The picture isn’t quite this or even remotely that, but it still might have come off had its leading man possessed something beyond an impassive A-B range of imparted emotions.
As its star is also its writer-director, well that wasn’t a problem that was going to fix itself.
Nick Sasso wrote, directed and stars as Nick Malloy, a defeated and humbled fighter reduced to doing bouncing work for his brother (D.B. Sweeney), who much preferred their previous life. Mack was Nick’s cornerman. These clubgoers?
“They pay the bills, so let’s be polite.”
But Nick loses the bouncing gig when he interrupts a backstage beating/rape of a star performer at a club. Still, that singer (Nomi Ruiz) is grateful, flirtatious and generous. And she’s got a job for him.
“What kind of job?” “A fun one…protect ME.”
It’s an odd relationship from the start. Transexual Nomi is vivacious, popular, a rising star and something of a drama queen. Trouble seems to travel with her, seeing as how she’s a bit of a mouthy provocateur.
Nick can’t keep her from every unpleasantness, because she’s got history and ongoing feuds — with a recording studio rival, with an LA sugar daddy (Ugo Kier) who resents her moving on “in this new life that I made for you.”
Nomi can’t even be bothered to tell Nick where they’re off to — by car or jet — half the time.
“Can’t you just adjust to your surroundings or whatever, like a ninja?“
The movie’s only important question is “Will they or won’t they?” And Sasso, the writer-director, is more interested in getting our guy back in the ring — doing a pilgrimage to Thailand, taking on onetime trainer (actress/stunt-goddess Zoë Bell) — than in answering that.
The story would be more interesting if the script — with its “I’ve got nothing to prove.” “I know that.
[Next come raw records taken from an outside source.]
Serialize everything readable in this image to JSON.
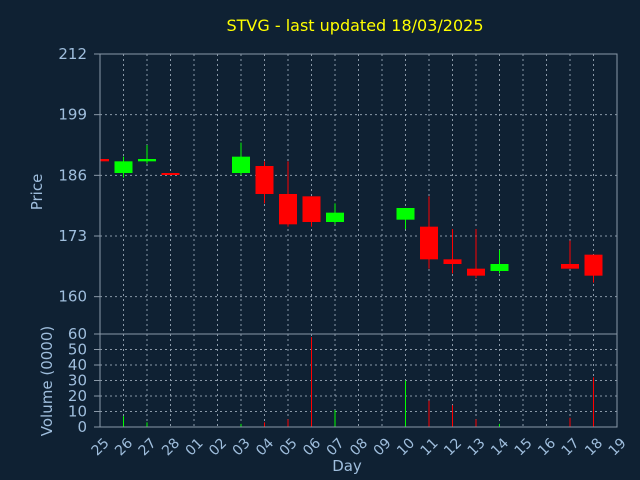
{
  "chart_data": {
    "type": "candlestick",
    "title": "STVG - last updated 18/03/2025",
    "colors": {
      "background": "#0f2133",
      "up": "#00ff00",
      "down": "#ff0000",
      "grid": "#8a99a8",
      "text": "#9fbedd",
      "title": "#ffff00"
    },
    "price_axis": {
      "label": "Price",
      "ylim": [
        152,
        212
      ],
      "ticks": [
        212,
        199,
        186,
        173,
        160
      ]
    },
    "volume_axis": {
      "label": "Volume (0000)",
      "ylim": [
        0,
        60
      ],
      "ticks": [
        60,
        50,
        40,
        30,
        20,
        10,
        0
      ]
    },
    "xlabel": "Day",
    "x_ticks": [
      "25",
      "26",
      "27",
      "28",
      "01",
      "02",
      "03",
      "04",
      "05",
      "06",
      "07",
      "08",
      "09",
      "10",
      "11",
      "12",
      "13",
      "14",
      "15",
      "16",
      "17",
      "18",
      "19"
    ],
    "candles": [
      {
        "day": "25",
        "open": 189.5,
        "high": 189.5,
        "low": 189.0,
        "close": 189.0
      },
      {
        "day": "26",
        "open": 186.5,
        "high": 190.0,
        "low": 185.5,
        "close": 189.0
      },
      {
        "day": "27",
        "open": 189.0,
        "high": 192.5,
        "low": 188.5,
        "close": 189.5
      },
      {
        "day": "28",
        "open": 186.5,
        "high": 186.5,
        "low": 186.0,
        "close": 186.2
      },
      {
        "day": "03",
        "open": 186.5,
        "high": 193.0,
        "low": 186.0,
        "close": 190.0
      },
      {
        "day": "04",
        "open": 188.0,
        "high": 189.0,
        "low": 180.0,
        "close": 182.0
      },
      {
        "day": "05",
        "open": 182.0,
        "high": 189.0,
        "low": 175.0,
        "close": 175.5
      },
      {
        "day": "06",
        "open": 181.5,
        "high": 181.5,
        "low": 175.0,
        "close": 176.0
      },
      {
        "day": "07",
        "open": 176.0,
        "high": 180.0,
        "low": 175.5,
        "close": 178.0
      },
      {
        "day": "10",
        "open": 176.5,
        "high": 179.0,
        "low": 174.5,
        "close": 179.0
      },
      {
        "day": "11",
        "open": 175.0,
        "high": 181.5,
        "low": 166.0,
        "close": 168.0
      },
      {
        "day": "12",
        "open": 168.0,
        "high": 174.5,
        "low": 165.0,
        "close": 167.0
      },
      {
        "day": "13",
        "open": 166.0,
        "high": 174.5,
        "low": 164.0,
        "close": 164.5
      },
      {
        "day": "14",
        "open": 165.5,
        "high": 170.0,
        "low": 165.0,
        "close": 167.0
      },
      {
        "day": "17",
        "open": 167.0,
        "high": 172.0,
        "low": 166.0,
        "close": 166.0
      },
      {
        "day": "18",
        "open": 169.0,
        "high": 169.0,
        "low": 163.0,
        "close": 164.5
      }
    ],
    "volume": [
      {
        "day": "25",
        "value": 0,
        "dir": "down"
      },
      {
        "day": "26",
        "value": 7,
        "dir": "up"
      },
      {
        "day": "27",
        "value": 3,
        "dir": "up"
      },
      {
        "day": "28",
        "value": 0,
        "dir": "up"
      },
      {
        "day": "03",
        "value": 2,
        "dir": "up"
      },
      {
        "day": "04",
        "value": 3,
        "dir": "down"
      },
      {
        "day": "05",
        "value": 5,
        "dir": "down"
      },
      {
        "day": "06",
        "value": 58,
        "dir": "down"
      },
      {
        "day": "07",
        "value": 11,
        "dir": "up"
      },
      {
        "day": "10",
        "value": 30,
        "dir": "up"
      },
      {
        "day": "11",
        "value": 17,
        "dir": "down"
      },
      {
        "day": "12",
        "value": 14,
        "dir": "down"
      },
      {
        "day": "13",
        "value": 5,
        "dir": "down"
      },
      {
        "day": "14",
        "value": 2,
        "dir": "up"
      },
      {
        "day": "17",
        "value": 6,
        "dir": "down"
      },
      {
        "day": "18",
        "value": 32,
        "dir": "down"
      }
    ]
  }
}
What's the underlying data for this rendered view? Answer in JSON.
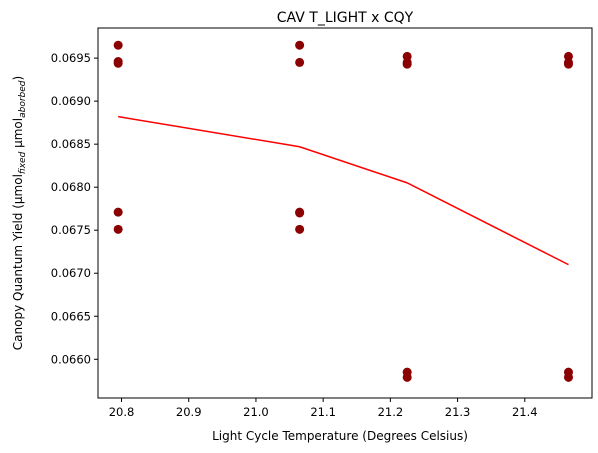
{
  "chart_data": {
    "type": "scatter",
    "title": "CAV T_LIGHT x CQY",
    "xlabel": "Light Cycle Temperature (Degrees Celsius)",
    "ylabel": {
      "main": "Canopy Quantum Yield (μmol",
      "sub1": "fixed",
      "mid": " μmol",
      "sub2": "aborbed",
      "end": ")"
    },
    "xlim": [
      20.765,
      21.5
    ],
    "ylim": [
      0.06555,
      0.06985
    ],
    "x_ticks": [
      20.8,
      20.9,
      21.0,
      21.1,
      21.2,
      21.3,
      21.4
    ],
    "y_ticks": [
      0.066,
      0.0665,
      0.067,
      0.0675,
      0.068,
      0.0685,
      0.069,
      0.0695
    ],
    "x_tick_labels": [
      "20.8",
      "20.9",
      "21.0",
      "21.1",
      "21.2",
      "21.3",
      "21.4"
    ],
    "y_tick_labels": [
      "0.0660",
      "0.0665",
      "0.0670",
      "0.0675",
      "0.0680",
      "0.0685",
      "0.0690",
      "0.0695"
    ],
    "series": [
      {
        "kind": "scatter",
        "color": "#8b0000",
        "points": [
          [
            20.795,
            0.06965
          ],
          [
            20.795,
            0.06946
          ],
          [
            20.795,
            0.06944
          ],
          [
            20.795,
            0.06771
          ],
          [
            20.795,
            0.06751
          ],
          [
            21.065,
            0.06965
          ],
          [
            21.065,
            0.06945
          ],
          [
            21.065,
            0.06771
          ],
          [
            21.065,
            0.0677
          ],
          [
            21.065,
            0.06751
          ],
          [
            21.225,
            0.06952
          ],
          [
            21.225,
            0.06945
          ],
          [
            21.225,
            0.06943
          ],
          [
            21.225,
            0.06585
          ],
          [
            21.225,
            0.06579
          ],
          [
            21.465,
            0.06952
          ],
          [
            21.465,
            0.06945
          ],
          [
            21.465,
            0.06943
          ],
          [
            21.465,
            0.06585
          ],
          [
            21.465,
            0.06579
          ]
        ]
      },
      {
        "kind": "line",
        "color": "#ff0000",
        "points": [
          [
            20.795,
            0.06882
          ],
          [
            21.065,
            0.06847
          ],
          [
            21.225,
            0.06805
          ],
          [
            21.465,
            0.0671
          ]
        ]
      }
    ],
    "grid": false,
    "legend": "none"
  }
}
Do you?” message — more overtly tied this need to fight again to Nick questioning his masculinity after falling for this transgender siren.
Sasso gives us a little of that, and a lot more concert drops and training montage.
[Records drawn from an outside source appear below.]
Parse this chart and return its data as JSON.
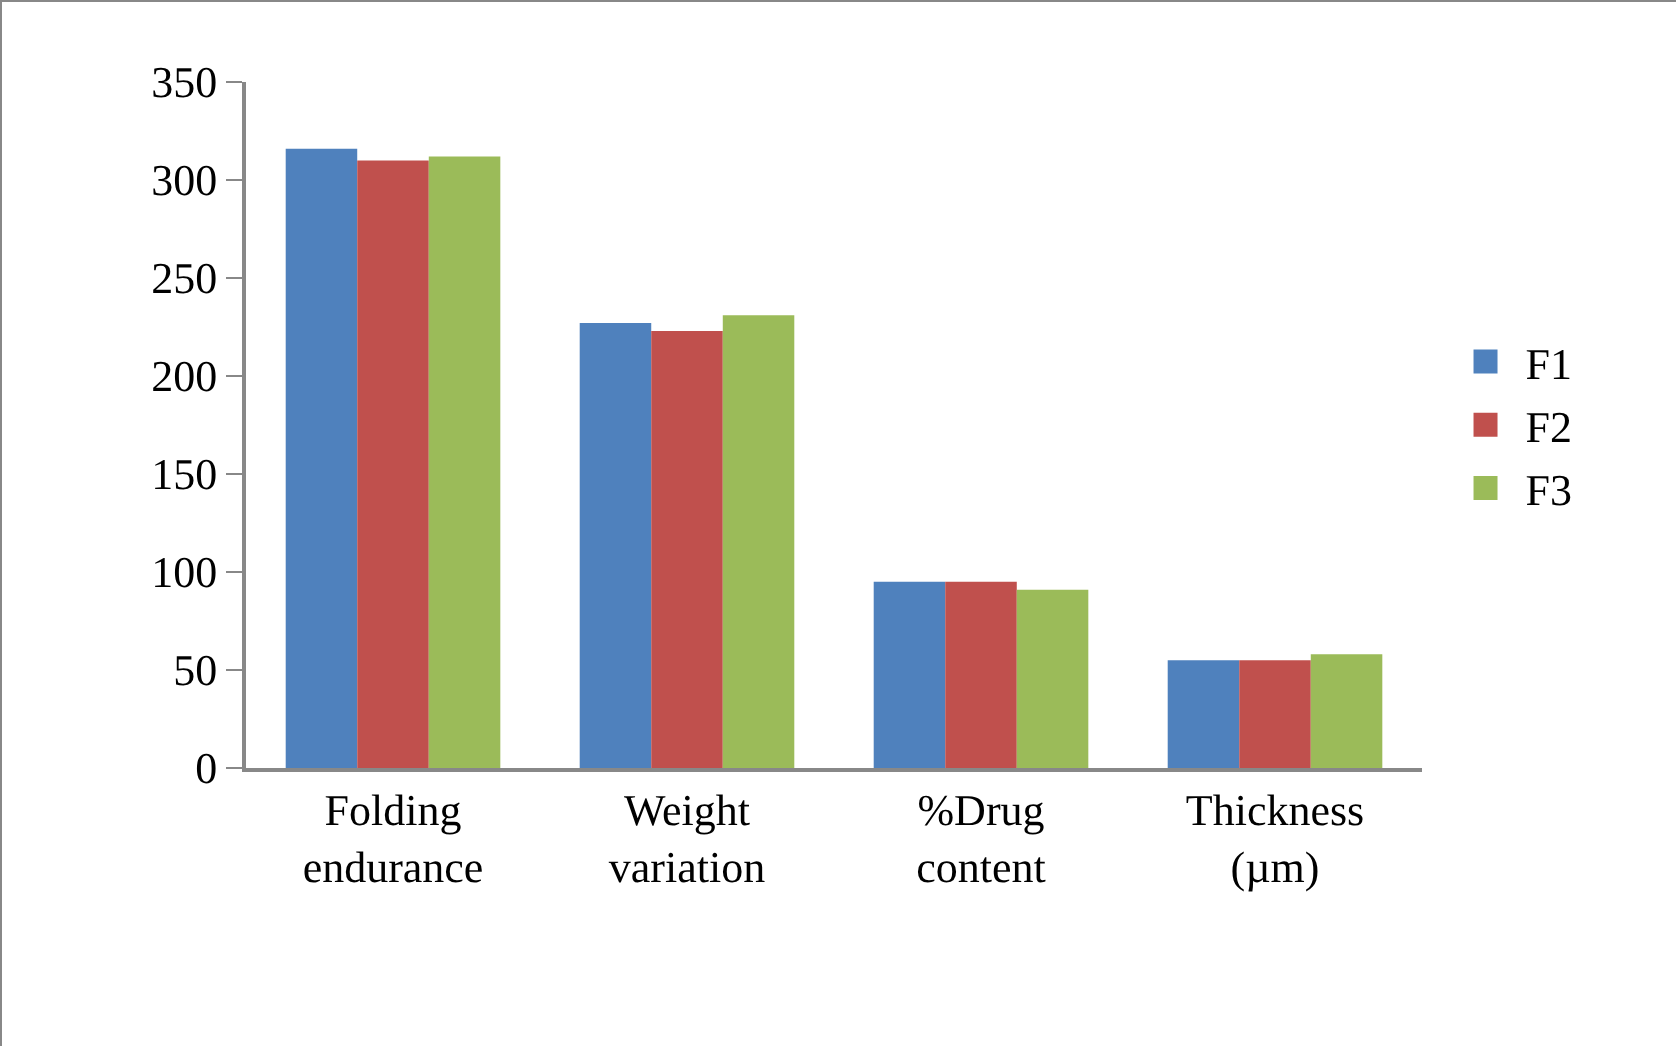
{
  "chart_data": {
    "type": "bar",
    "categories": [
      "Folding endurance",
      "Weight variation",
      "%Drug content",
      "Thickness (µm)"
    ],
    "series": [
      {
        "name": "F1",
        "color": "#4f81bd",
        "values": [
          316,
          227,
          95,
          55
        ]
      },
      {
        "name": "F2",
        "color": "#c0504d",
        "values": [
          310,
          223,
          95,
          55
        ]
      },
      {
        "name": "F3",
        "color": "#9bbb59",
        "values": [
          312,
          231,
          91,
          58
        ]
      }
    ],
    "ylim": [
      0,
      350
    ],
    "yticks": [
      0,
      50,
      100,
      150,
      200,
      250,
      300,
      350
    ],
    "grid": false,
    "legend": "right"
  }
}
Ruiz is an interesting if limited performer, confined here to playing a “type” — overtly sexual, over-compensating as female, with only the odd line here and there suggesting there’s more going on.
Sasso’s performance feels like a pulled-punch, and not just in the half-speed fight scenes. Are you in for this romance or not? Go big or go home.
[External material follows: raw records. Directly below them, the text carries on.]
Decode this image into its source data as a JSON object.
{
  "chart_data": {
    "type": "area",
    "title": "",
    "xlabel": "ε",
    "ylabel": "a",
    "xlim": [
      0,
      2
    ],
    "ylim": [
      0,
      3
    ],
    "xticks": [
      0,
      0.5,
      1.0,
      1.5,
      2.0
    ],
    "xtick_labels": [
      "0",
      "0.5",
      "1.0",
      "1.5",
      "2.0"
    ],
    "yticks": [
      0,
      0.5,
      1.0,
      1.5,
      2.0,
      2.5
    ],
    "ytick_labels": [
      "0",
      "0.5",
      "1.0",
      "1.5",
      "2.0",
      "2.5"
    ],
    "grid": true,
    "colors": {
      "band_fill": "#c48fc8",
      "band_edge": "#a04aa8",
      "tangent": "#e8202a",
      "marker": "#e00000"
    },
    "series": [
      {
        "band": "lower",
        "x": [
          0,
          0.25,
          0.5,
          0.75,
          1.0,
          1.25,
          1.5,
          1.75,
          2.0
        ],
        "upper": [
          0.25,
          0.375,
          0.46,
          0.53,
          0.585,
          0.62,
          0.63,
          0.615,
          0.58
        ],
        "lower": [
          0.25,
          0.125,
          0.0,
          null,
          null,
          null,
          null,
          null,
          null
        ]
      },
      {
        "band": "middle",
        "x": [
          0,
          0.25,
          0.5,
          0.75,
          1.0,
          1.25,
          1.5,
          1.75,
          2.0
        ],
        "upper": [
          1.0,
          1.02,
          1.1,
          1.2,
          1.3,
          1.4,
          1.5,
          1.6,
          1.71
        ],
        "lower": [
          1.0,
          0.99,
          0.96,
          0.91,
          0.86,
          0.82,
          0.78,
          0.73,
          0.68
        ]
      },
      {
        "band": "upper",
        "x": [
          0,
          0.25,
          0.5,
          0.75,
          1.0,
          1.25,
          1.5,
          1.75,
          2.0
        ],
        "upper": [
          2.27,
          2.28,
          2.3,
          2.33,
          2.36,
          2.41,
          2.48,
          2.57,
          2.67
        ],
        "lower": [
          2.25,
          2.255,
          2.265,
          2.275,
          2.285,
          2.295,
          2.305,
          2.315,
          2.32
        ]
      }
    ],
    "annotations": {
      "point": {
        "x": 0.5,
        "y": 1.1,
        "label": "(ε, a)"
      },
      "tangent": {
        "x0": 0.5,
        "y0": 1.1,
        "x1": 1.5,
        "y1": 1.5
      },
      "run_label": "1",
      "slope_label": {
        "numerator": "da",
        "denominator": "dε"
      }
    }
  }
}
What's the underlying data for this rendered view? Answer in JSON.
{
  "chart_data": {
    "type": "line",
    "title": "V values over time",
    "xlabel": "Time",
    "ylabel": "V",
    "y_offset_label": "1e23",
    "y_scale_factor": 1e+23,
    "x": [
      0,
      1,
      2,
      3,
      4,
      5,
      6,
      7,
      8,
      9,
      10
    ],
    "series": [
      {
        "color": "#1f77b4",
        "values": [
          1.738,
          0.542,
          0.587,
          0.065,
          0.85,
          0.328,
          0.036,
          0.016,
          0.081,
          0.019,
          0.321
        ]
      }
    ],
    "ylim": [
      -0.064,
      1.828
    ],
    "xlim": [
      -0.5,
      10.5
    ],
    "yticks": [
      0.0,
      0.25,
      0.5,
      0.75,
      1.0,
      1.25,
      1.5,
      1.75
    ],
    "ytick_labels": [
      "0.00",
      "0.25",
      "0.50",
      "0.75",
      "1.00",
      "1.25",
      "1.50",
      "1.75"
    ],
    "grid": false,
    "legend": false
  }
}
The film’s style points for having the gender issue never come between Nomi and Nick (others have a “problem” with her) are squandered if Nick’s journey never seems that great and Sasso is too poker-faced to make it compelling.
Avoiding the conventional one man’s journey “from prejudiced to lovesick” leaves “Haymaker” with a vacuum where its heart should be. The picture was never destined to be a knockout, but settling for a draw seems a waste.
MPAA Rating: unrated, violence, sexual situations
Cast: Nikck Sasso, Nomi Ruiz, D.B. Sweeney and Zoë Bell
Credits: Scripted and directed by Nick Sasso. A Gravitas Ventures release.